Minister Dickson says maybe people think they’re doing this against the government due to political reasons, but he warns that it is the ordinary people that suffer.

“Our people been through a lot in this country, right, we can’t afford to give them other problem,” he says, and cautions that when wrong information is put out, it has the propensity to cause chaos.

Deputy Minister Dickson recalls how a lawmaker from the House of Representatives said in a recent claim that the AFL was training “militias secretly,” but they have already addressed the Legislature and provided information to counter the claim.

According to Minister Dickson, Liberia is still fragile and it is the responsibility of everyone to ensure the security of the state, which includes journalists as critical partners.

“So that partnership is not a partnership of choice that we have to build, it’s a partnership that we have to build despite you, whether you like me or you don’t like me; whether I don’t like your newspaper or I like your newspaper, it’s a partnership we have to build for the sake of our people and our country,” he says.

Minister Dickson argues that Liberia has “one of the most professional military right now on the African continent,” particularly referencing the army’s human resource capability.

According to him, AFL Generals, Operational Commanders, and Counter Terrorism Specialists go to the same schools that the U.S. Generals and others go to for advanced training, adding that the AFL’s Engineering Command is building roads, personnel earning law degrees, and a professional Coast Guard is built.

Closing a defense correspondents training session on Tuesday, 11 December, Minister Dickson expressed hope that the discussions with the media will provide value for the relationship going forward.

Due to the unique character of the Defense Ministry and the AFL, he states that information sharing is of a much guided nature. However, he assures the Ministry and the Army’s accessibility to the media on their operations.

Minister Dickson indicates that there will be time when they will engage the media to the extent that they will understand why a particular information cannot be released at the moment when the media want it.

“But generally, we can assure you that the Ministry of Defense Family and the AFL will do everything we can to ensure that we provide you all the information necessary so that you properly inform our people,” he explains.
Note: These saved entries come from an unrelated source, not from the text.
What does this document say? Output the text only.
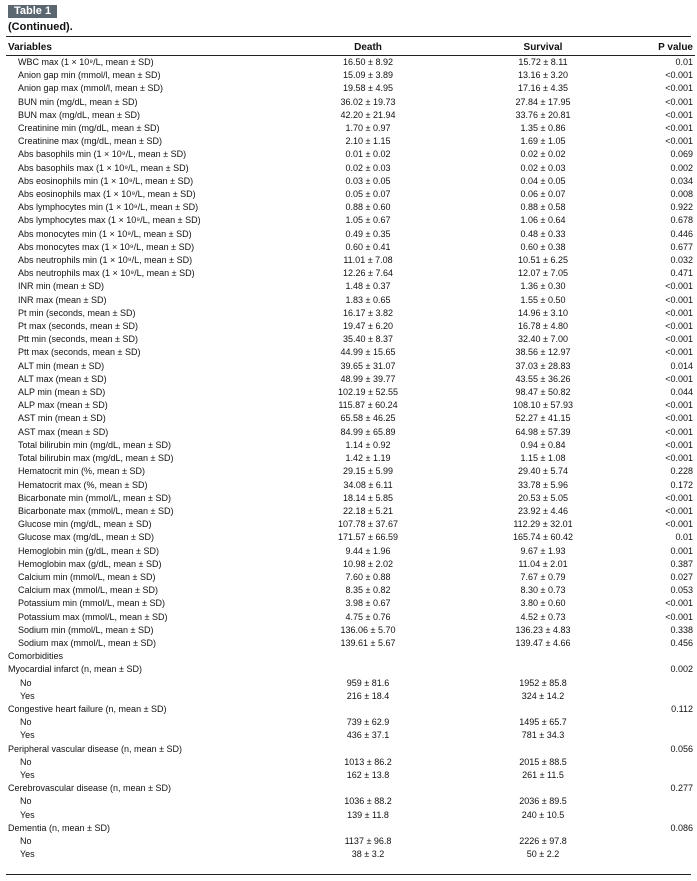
Table 1
(Continued).
Variables	Death	Survival	P value
WBC max (1 × 10⁹/L, mean ± SD)	16.50 ± 8.92	15.72 ± 8.11	0.01
Anion gap min (mmol/l, mean ± SD)	15.09 ± 3.89	13.16 ± 3.20	<0.001
Anion gap max (mmol/l, mean ± SD)	19.58 ± 4.95	17.16 ± 4.35	<0.001
BUN min (mg/dL, mean ± SD)	36.02 ± 19.73	27.84 ± 17.95	<0.001
BUN max (mg/dL, mean ± SD)	42.20 ± 21.94	33.76 ± 20.81	<0.001
Creatinine min (mg/dL, mean ± SD)	1.70 ± 0.97	1.35 ± 0.86	<0.001
Creatinine max (mg/dL, mean ± SD)	2.10 ± 1.15	1.69 ± 1.05	<0.001
Abs basophils min (1 × 10⁹/L, mean ± SD)	0.01 ± 0.02	0.02 ± 0.02	0.069
Abs basophils max (1 × 10⁹/L, mean ± SD)	0.02 ± 0.03	0.02 ± 0.03	0.002
Abs eosinophils min (1 × 10⁹/L, mean ± SD)	0.03 ± 0.05	0.04 ± 0.05	0.034
Abs eosinophils max (1 × 10⁹/L, mean ± SD)	0.05 ± 0.07	0.06 ± 0.07	0.008
Abs lymphocytes min (1 × 10⁹/L, mean ± SD)	0.88 ± 0.60	0.88 ± 0.58	0.922
Abs lymphocytes max (1 × 10⁹/L, mean ± SD)	1.05 ± 0.67	1.06 ± 0.64	0.678
Abs monocytes min (1 × 10⁹/L, mean ± SD)	0.49 ± 0.35	0.48 ± 0.33	0.446
Abs monocytes max (1 × 10⁹/L, mean ± SD)	0.60 ± 0.41	0.60 ± 0.38	0.677
Abs neutrophils min (1 × 10⁹/L, mean ± SD)	11.01 ± 7.08	10.51 ± 6.25	0.032
Abs neutrophils max (1 × 10⁹/L, mean ± SD)	12.26 ± 7.64	12.07 ± 7.05	0.471
INR min (mean ± SD)	1.48 ± 0.37	1.36 ± 0.30	<0.001
INR max (mean ± SD)	1.83 ± 0.65	1.55 ± 0.50	<0.001
Pt min (seconds, mean ± SD)	16.17 ± 3.82	14.96 ± 3.10	<0.001
Pt max (seconds, mean ± SD)	19.47 ± 6.20	16.78 ± 4.80	<0.001
Ptt min (seconds, mean ± SD)	35.40 ± 8.37	32.40 ± 7.00	<0.001
Ptt max (seconds, mean ± SD)	44.99 ± 15.65	38.56 ± 12.97	<0.001
ALT min (mean ± SD)	39.65 ± 31.07	37.03 ± 28.83	0.014
ALT max (mean ± SD)	48.99 ± 39.77	43.55 ± 36.26	<0.001
ALP min (mean ± SD)	102.19 ± 52.55	98.47 ± 50.82	0.044
ALP max (mean ± SD)	115.87 ± 60.24	108.10 ± 57.93	<0.001
AST min (mean ± SD)	65.58 ± 46.25	52.27 ± 41.15	<0.001
AST max (mean ± SD)	84.99 ± 65.89	64.98 ± 57.39	<0.001
Total bilirubin min (mg/dL, mean ± SD)	1.14 ± 0.92	0.94 ± 0.84	<0.001
Total bilirubin max (mg/dL, mean ± SD)	1.42 ± 1.19	1.15 ± 1.08	<0.001
Hematocrit min (%, mean ± SD)	29.15 ± 5.99	29.40 ± 5.74	0.228
Hematocrit max (%, mean ± SD)	34.08 ± 6.11	33.78 ± 5.96	0.172
Bicarbonate min (mmol/L, mean ± SD)	18.14 ± 5.85	20.53 ± 5.05	<0.001
Bicarbonate max (mmol/L, mean ± SD)	22.18 ± 5.21	23.92 ± 4.46	<0.001
Glucose min (mg/dL, mean ± SD)	107.78 ± 37.67	112.29 ± 32.01	<0.001
Glucose max (mg/dL, mean ± SD)	171.57 ± 66.59	165.74 ± 60.42	0.01
Hemoglobin min (g/dL, mean ± SD)	9.44 ± 1.96	9.67 ± 1.93	0.001
Hemoglobin max (g/dL, mean ± SD)	10.98 ± 2.02	11.04 ± 2.01	0.387
Calcium min (mmol/L, mean ± SD)	7.60 ± 0.88	7.67 ± 0.79	0.027
Calcium max (mmol/L, mean ± SD)	8.35 ± 0.82	8.30 ± 0.73	0.053
Potassium min (mmol/L, mean ± SD)	3.98 ± 0.67	3.80 ± 0.60	<0.001
Potassium max (mmol/L, mean ± SD)	4.75 ± 0.76	4.52 ± 0.73	<0.001
Sodium min (mmol/L, mean ± SD)	136.06 ± 5.70	136.23 ± 4.83	0.338
Sodium max (mmol/L, mean ± SD)	139.61 ± 5.67	139.47 ± 4.66	0.456
Comorbidities			
Myocardial infarct (n, mean ± SD)			0.002
No	959 ± 81.6	1952 ± 85.8	
Yes	216 ± 18.4	324 ± 14.2	
Congestive heart failure (n, mean ± SD)			0.112
No	739 ± 62.9	1495 ± 65.7	
Yes	436 ± 37.1	781 ± 34.3	
Peripheral vascular disease (n, mean ± SD)			0.056
No	1013 ± 86.2	2015 ± 88.5	
Yes	162 ± 13.8	261 ± 11.5	
Cerebrovascular disease (n, mean ± SD)			0.277
No	1036 ± 88.2	2036 ± 89.5	
Yes	139 ± 11.8	240 ± 10.5	
Dementia (n, mean ± SD)			0.086
No	1137 ± 96.8	2226 ± 97.8	
Yes	38 ± 3.2	50 ± 2.2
Minister Dickson concludes that the mandate of the Defense Ministry is to ensure as civilian overseer that the Commander-in-Chief has a “ready, robust and capable military at all times to execute national policies to ensure the safety of this country and its people.”

On day two of the training, Captain Thomas Bombo, Attorney-at-Law and Deputy Judge Advocate General at the Military made presentation on the legal operations of the Army and how cases involving its officers are dealt with.

The Secretary General of the Press Union of Liberia (PUL) Mr. Daniel Nynkonah describes the interaction between the media and the defense family as essential and in the interest of the country.

He encourages his colleagues at the training that the kind of journalism that they must do must project Liberia’s side of the globe, and to also specialize in their profession.